La transformation digitale accélérée des entreprises algériennes révèle une vulnérabilité critique que les experts n’hésitent plus à qualifier d’enjeu de souveraineté économique. Réunis samedi à Alger lors d’un atelier organisé par l’Union algérienne des sociétés d’assurance et de réassurance et l’Association des anciens de l’Institut de l’économie douanière et financière, professionnels et spécialistes ont tiré la sonnette d’alarme sur l’insuffisance des dispositifs de protection face à la sophistication croissante des cybermenaces. Le constat est sans appel : les entreprises algériennes, particulièrement dans le secteur financier, naviguent dans un environnement numérique hostile sans équipement de protection adéquat. « Le renforcement de la résilience des systèmes d’information constitue un enjeu stratégique pour tous les secteurs, en particulier celui des finances, marqué par l’interconnexion des systèmes, le développement des moyens de paiement et la gestion d’une grande masse de données », a souligné Youcef Benmicia, président de l’UAR. Cette réalité expose les institutions à des risques multiples : « attaques par logiciels malveillants, sabotage des systèmes ou encore vol de données, pouvant entraîner des interruptions d’activité ou des pertes financières ».

La solution préconisée par les experts repose sur la création de Centres des opérations de sécurité (SOC) au sein de chaque entreprise. Mourad Sidane, PDG de la Société industrielle algérienne de télécommunications, insiste sur cette nécessité : il faut « anticiper les risques tels que le piratage, le vol de données ou les demandes de rançon, à travers la mise en place de SOC dans chaque entreprise, particulièrement dans le secteur financier ». Ces centres, « animés par des analystes et des ingénieurs en sécurité, disposent d’outils de surveillance leur permettant de détecter, analyser et prévenir les attaques informatiques ».

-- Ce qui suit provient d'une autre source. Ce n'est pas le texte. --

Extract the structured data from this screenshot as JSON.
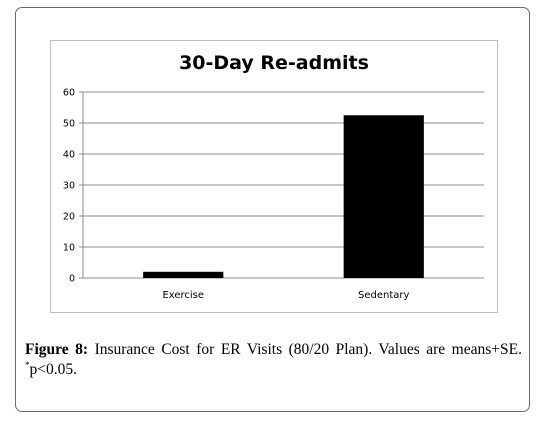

L’approche défendue va bien au-delà de la simple protection individuelle des entreprises. Les intervenants prônent une coordination nationale de ces structures pour former un véritable « bouclier digital contribuant à la protection de l’économie nationale ». Cette vision systémique reflète une prise de conscience : dans l’économie numérique, la cybersécurité n’est plus un coût mais un investissement stratégique indispensable à la compétitivité et à la survie des entreprises.

Le défi humain représente un autre volet crucial de cette transformation. Bouchera Bibi Triki, consultante en TIC, met l’accent sur « la nécessité de prévenir les cyber-risques internes par la sensibilisation et la formation du personnel ». Car si les attaques externes mobilisent l’attention, les failles humaines représentent souvent le maillon faible de la chaîne sécuritaire. L’adoption de « politiques de sécurité alignées sur les objectifs stratégiques des entreprises » devient donc impérative.

Cette mobilisation intervient dans un contexte où l’Algérie dispose déjà d’un cadre juridique en matière de cybersécurité, salué par les participants. Cependant, la réglementation ne suffit pas. Comme le rappelle Sidane, « la sécurité informatique relève de la responsabilité de chaque entreprise, tout en devant être confiée à des spécialistes ». Cette responsabilisation des acteurs économiques marque un tournant dans l’approche algérienne de la cybersécurité.

L’enjeu dépasse la simple protection des données. Dans un contexte de « transition vers le numérique » où les entreprises algériennes cherchent à rattraper leur retard technologique, la cybersécurité conditionne leur capacité à saisir les opportunités du marché digital tout en préservant leur intégrité opérationnelle. Les experts appellent donc à « l’adoption d’une approche stratégique » intégrant « des mesures de prévention et de protection, des plans de continuité d’activité et des solutions d’assurance adaptées ». Cette approche globale de gestion des cyber-risques devient le prérequis d’une économie numérique sécurisée et competitive.